The two types of ripe
So if it is simply a case of making sure the grape skins and seeds are ripe, what’s the problem? Well, as I have mentioned in previous columns, ripeness is a very relative thing. The tannins and seeds are only part of what a winemaker looks at when grapes are growing.
The other thing that happens as the grape ripens – which, in wine lingo, is referred to as veraison – is that as the sugar levels increase, the acidity decreases, which is also known as sugar ripeness. (Think of how tart an unripe apple is compared with one that is ripe.)
The problem is that these two “ripenings” don’t always happen at the same time. In hotter regions or during very hot vintages, the grapes ripen so fast that sugar ripeness is often achieved well before phenolic ripeness. (This happened in much of Europe in the heat wave of 2003.)
This phenomenon puts grape growers in a bit of a bind. Because the tannins aren’t quite ripe, the grapes have to be left on the vine longer. By the time the skins and seeds have finally caught up, there is very little acidity left in the grapes and sugar levels have skyrocketed.
So while there are many factors explaining why alcohol levels have crept up so much during the past decade, one of the reasons is because winemakers are waiting for phenolic ripeness.
One person’s sweet is another’s fat
Another thing has happened to grape growing and tannin management that is also tied in with this idea of relative ripeness. If you are a fan of cabernet sauvignon, or compared a wine from California with one from Bordeaux, you might have noticed that the Californian wine will be much less mouth-drying.
Much of the movement in modern winemaking has been to make wines as easy to drink as possible from the get-go. And one of the things winemakers focus on is tannin ripeness.
While “what is ripe” has changed with respect to grape flavours – many winemakers hate anything resembling a green or herbaceous note in their wines – the same can be said for tannins.

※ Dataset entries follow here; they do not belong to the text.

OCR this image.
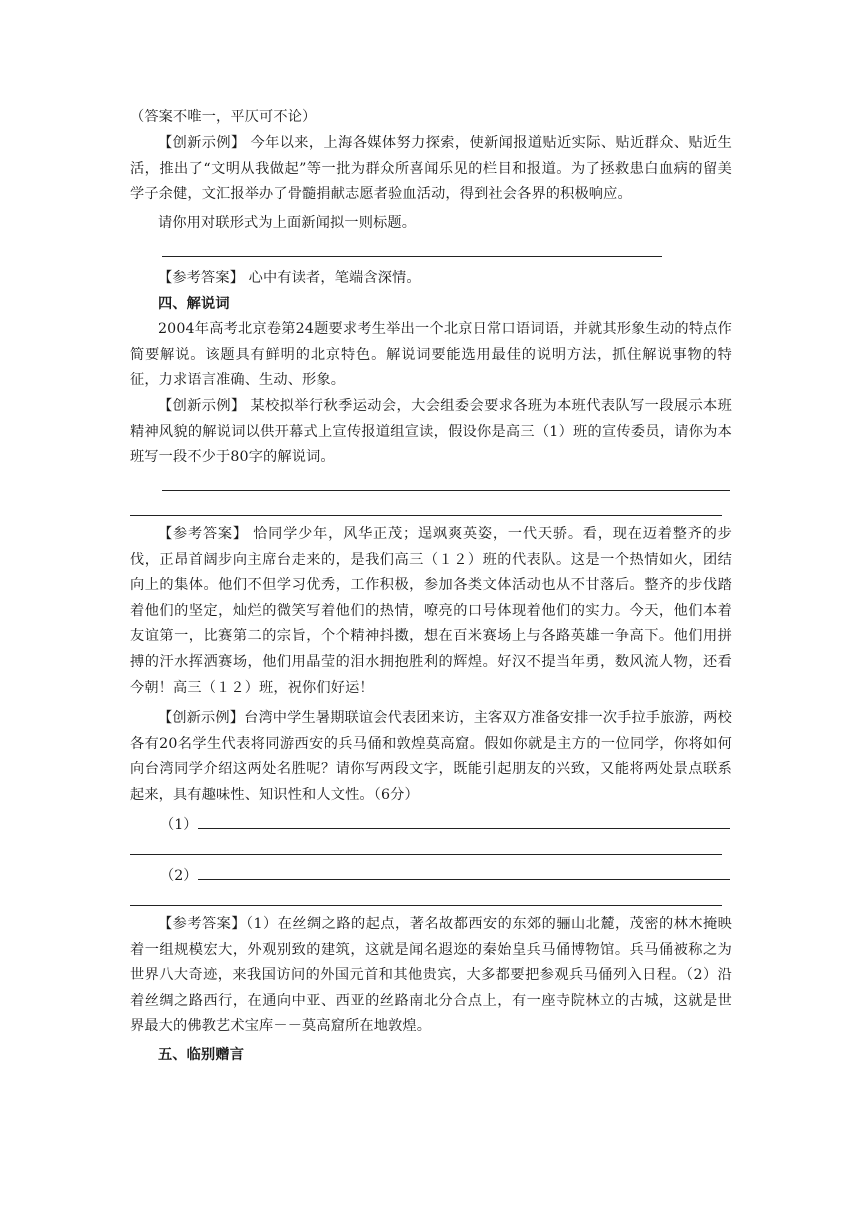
（答案不唯一，平仄可不论）

【创新示例】 今年以来，上海各媒体努力探索，使新闻报道贴近实际、贴近群众、贴近生活，推出了“文明从我做起”等一批为群众所喜闻乐见的栏目和报道。为了拯救患白血病的留美学子余健，文汇报举办了骨髓捐献志愿者验血活动，得到社会各界的积极响应。

请你用对联形式为上面新闻拟一则标题。

【参考答案】 心中有读者，笔端含深情。

四、解说词

2004年高考北京卷第24题要求考生举出一个北京日常口语词语，并就其形象生动的特点作简要解说。该题具有鲜明的北京特色。解说词要能选用最佳的说明方法，抓住解说事物的特征，力求语言准确、生动、形象。

【创新示例】 某校拟举行秋季运动会，大会组委会要求各班为本班代表队写一段展示本班精神风貌的解说词以供开幕式上宣传报道组宣读，假设你是高三（1）班的宣传委员，请你为本班写一段不少于80字的解说词。

【参考答案】 恰同学少年，风华正茂；逞飒爽英姿，一代天骄。看，现在迈着整齐的步伐，正昂首阔步向主席台走来的，是我们高三（１２）班的代表队。这是一个热情如火，团结向上的集体。他们不但学习优秀，工作积极，参加各类文体活动也从不甘落后。整齐的步伐踏着他们的坚定，灿烂的微笑写着他们的热情，嘹亮的口号体现着他们的实力。今天，他们本着友谊第一，比赛第二的宗旨，个个精神抖擞，想在百米赛场上与各路英雄一争高下。他们用拼搏的汗水挥洒赛场，他们用晶莹的泪水拥抱胜利的辉煌。好汉不提当年勇，数风流人物，还看今朝！高三（１２）班，祝你们好运！

【创新示例】台湾中学生暑期联谊会代表团来访，主客双方准备安排一次手拉手旅游，两校各有20名学生代表将同游西安的兵马俑和敦煌莫高窟。假如你就是主方的一位同学，你将如何向台湾同学介绍这两处名胜呢？请你写两段文字，既能引起朋友的兴致，又能将两处景点联系起来，具有趣味性、知识性和人文性。（6分）

（1）
（2）

【参考答案】（1）在丝绸之路的起点，著名故都西安的东郊的骊山北麓，茂密的林木掩映着一组规模宏大，外观别致的建筑，这就是闻名遐迩的秦始皇兵马俑博物馆。兵马俑被称之为世界八大奇迹，来我国访问的外国元首和其他贵宾，大多都要把参观兵马俑列入日程。（2）沿着丝绸之路西行，在通向中亚、西亚的丝路南北分合点上，有一座寺院林立的古城，这就是世界最大的佛教艺术宝库－－莫高窟所在地敦煌。

五、临别赠言
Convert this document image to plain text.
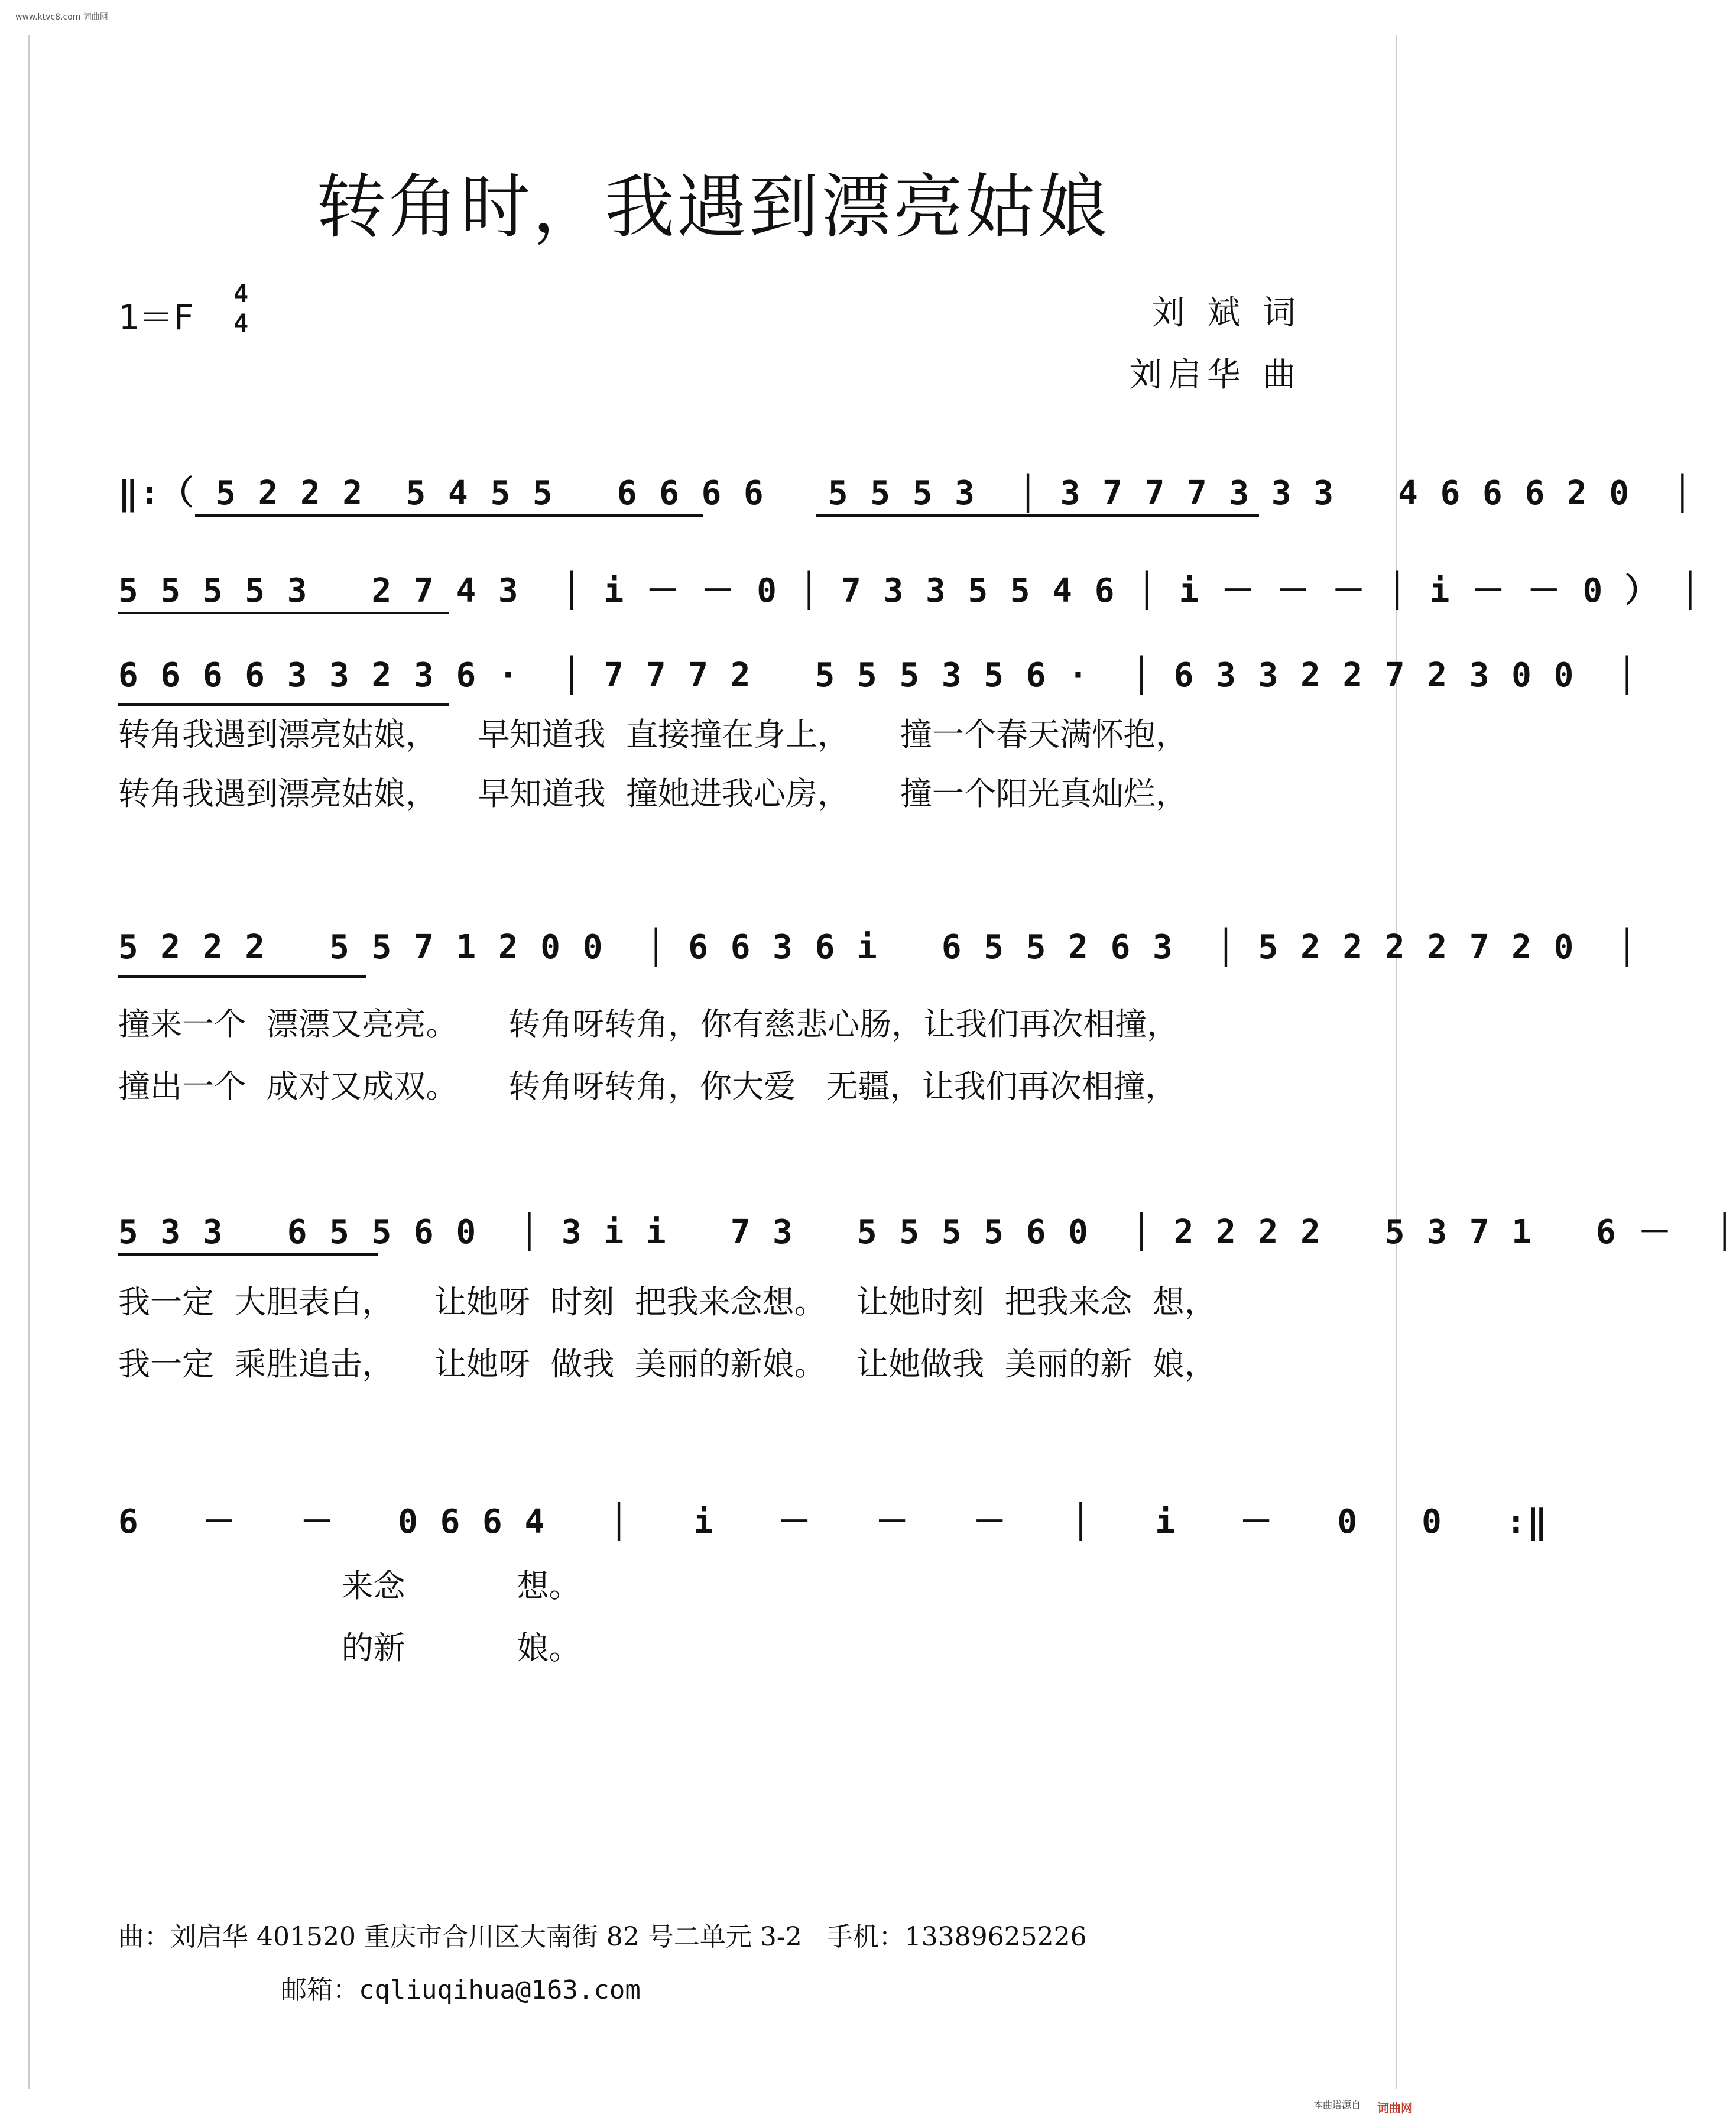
www.ktvc8.com 词曲网
转角时，我遇到漂亮姑娘
1＝F
4
4	刘 斌 词
刘启华 曲

‖:（ 5 2 2 2  5 4 5 5   6 6 6 6   5 5 5 3  │ 3 7 7 7 3 3 3   4 6 6 6 2 0  │

5 5 5 5 3   2 7 4 3  │ i － － 0 │ 7 3 3 5 5 4 6 │ i － － － │ i － － 0 ） │

6 6 6 6 3 3 2 3 6 ·  │ 7 7 7 2   5 5 5 3 5 6 ·  │ 6 3 3 2 2 7 2 3 0 0  │

转角我遇到漂亮姑娘，    早知道我  直接撞在身上，     撞一个春天满怀抱，
转角我遇到漂亮姑娘，    早知道我  撞她进我心房，     撞一个阳光真灿烂，

5 2 2 2   5 5 7 1 2 0 0  │ 6 6 3 6 i   6 5 5 2 6 3  │ 5 2 2 2 2 7 2 0  │

撞来一个  漂漂又亮亮。     转角呀转角，你有慈悲心肠，让我们再次相撞，
撞出一个  成对又成双。     转角呀转角，你大爱   无疆，让我们再次相撞，

5 3 3   6 5 5 6 0  │ 3 i i   7 3   5 5 5 5 6 0  │ 2 2 2 2   5 3 7 1   6 －  │

我一定  大胆表白，    让她呀  时刻  把我来念想。   让她时刻  把我来念  想，
我一定  乘胜追击，    让她呀  做我  美丽的新娘。   让她做我  美丽的新  娘，

6   －   －   0 6 6 4   │   i   －   －   －   │   i   －   0   0   :‖

来念           想。
的新           娘。
曲：刘启华 401520 重庆市合川区大南街 82 号二单元 3-2   手机：13389625226
邮箱：cqliuqihua@163.com
本曲谱源自 词曲网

When I taste with New World winemakers, they often refer to the quality of the tannins in their wines as “sweet” because they have taken tannin ripeness to an extreme – at least in my view.
While green tannins are extremely hard and bitter, classically ripened tannins are still a bit drying. These wines, like traditionally made Bordeaux and Chianti, can be a bit dry if you drink them on their own in their youth. These are the type of tannins that I often refer to as “gritty,” “firm” or “tight.”
Wines that have traditionally been made for cellaring have these types of tannins. As the wines age, these tannins become less drying. How this process happens is still not fully understood, but essentially the tannin compounds bind together to form chains. The end result is that they dry out the mouth much less.
But many people don’t want to wait for tannins to soften in bottle. In more modern wines, especially those from California and Australia, they want “sweet.” This sensation comes from higher alcohol levels, riper fruit flavours, new oak barrels and, yes, from riper tannins.
By leaving grapes longer on the vines, the tannin compounds start to modify themselves directly on the vine. Again, how they do so is still not fully understood, but when the grapes are turned into wine, they do not dry out the mouth and why they are referred to as sweet.
While I agree that they do not give a bitter taste, I find they don’t “hold the wine together” nearly as well, making the wine feel too rich. This is why I often refer to them as fat, though I will also use words like “soft,” “round” or “plump.”
Is one style better than another? Much of it depends on your palate preference. I don’t put sugar in my espresso because I like bitter, and my palate was formed during the 1990s by European wines, which tended to have a lot of bitterness. Many of you have started with sweeter, New World wines.
Is there a perfect tannin level out there? No. Much like everything in wine, it is about personal preference.